Redução do prazo do regime de drawback pode comprometer exportações e empregos na indústria do cacau no Brasil
Mudança no drawback pode causar prejuízo de R$ 3,5 bilhões nas exportações brasileiras de cacau e ameaçar cinco mil empregos.
Contexto da mudança no regime de drawback para a cadeia do cacau
A mudança no drawback, prevista para reduzir o prazo do benefício de dois anos para seis meses, tem gerado preocupação no setor de processamento de cacau do Brasil. Segundo a Associação Nacional da Indústria Processadora de Cacau (AIPC), essa alteração pode comprometer significativamente as exportações e a produção nacional, causando prejuízos bilionários e afetando empregos no setor.

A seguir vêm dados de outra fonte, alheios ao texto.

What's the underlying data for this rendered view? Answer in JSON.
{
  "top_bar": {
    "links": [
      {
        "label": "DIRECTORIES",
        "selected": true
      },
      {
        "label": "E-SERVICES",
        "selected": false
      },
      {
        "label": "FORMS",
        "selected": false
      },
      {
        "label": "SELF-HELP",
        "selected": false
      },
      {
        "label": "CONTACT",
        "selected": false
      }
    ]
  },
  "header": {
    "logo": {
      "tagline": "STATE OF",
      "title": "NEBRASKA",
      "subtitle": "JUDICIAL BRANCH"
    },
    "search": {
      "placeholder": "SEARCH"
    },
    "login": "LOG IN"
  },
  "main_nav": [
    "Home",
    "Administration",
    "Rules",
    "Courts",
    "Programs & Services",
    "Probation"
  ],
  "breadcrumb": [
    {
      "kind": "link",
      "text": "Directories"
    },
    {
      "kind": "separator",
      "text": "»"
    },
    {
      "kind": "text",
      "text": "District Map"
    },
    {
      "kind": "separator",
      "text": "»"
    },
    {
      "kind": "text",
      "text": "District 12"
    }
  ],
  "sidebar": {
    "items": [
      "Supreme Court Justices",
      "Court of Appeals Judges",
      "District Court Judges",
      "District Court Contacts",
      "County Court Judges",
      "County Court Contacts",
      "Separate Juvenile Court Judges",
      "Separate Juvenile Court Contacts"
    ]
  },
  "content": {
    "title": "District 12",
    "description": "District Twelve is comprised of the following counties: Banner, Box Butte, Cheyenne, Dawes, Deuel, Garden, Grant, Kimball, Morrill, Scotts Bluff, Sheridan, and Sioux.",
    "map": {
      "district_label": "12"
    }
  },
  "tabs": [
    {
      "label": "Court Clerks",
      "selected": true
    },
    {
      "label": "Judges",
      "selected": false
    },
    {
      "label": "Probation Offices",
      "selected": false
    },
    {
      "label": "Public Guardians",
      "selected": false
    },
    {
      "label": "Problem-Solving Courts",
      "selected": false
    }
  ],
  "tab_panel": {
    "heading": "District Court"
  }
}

Impactos econômicos previstos com a mudança no drawback
A AIPC alerta que a redução do prazo do drawback pode resultar em perdas acumuladas de até R$ 3,5 bilhões em exportações de derivados de cacau nos próximos cinco anos. A medida também ameaça cerca de 5 mil empregos vinculados à indústria processadora. O economista chefe da Federação das Indústrias do Estado de Minas Gerais (FIEMG), Joao Gabriel Pio, destaca que o efeito líquido sobre a economia brasileira será negativo, com aumento nos custos da matéria-prima, retração da atividade econômica e pressão inflacionária.
Descompasso entre o novo prazo e o ciclo produtivo e comercial do cacau
O drawback permite a suspensão de tributos sobre insumos importados destinados à exportação. Atualmente, 22% da amêndoa usada na indústria brasileira é importada, predominantemente através deste regime. A redução do prazo para seis meses, segundo a AIPC, não acompanha o ciclo natural da cadeia, que inclui importação, processamento e contratos internacionais com prazos superiores a 180 dias em 92% dos casos. Essa incompatibilidade pode comprometer a competitividade e a capacidade produtiva da indústria.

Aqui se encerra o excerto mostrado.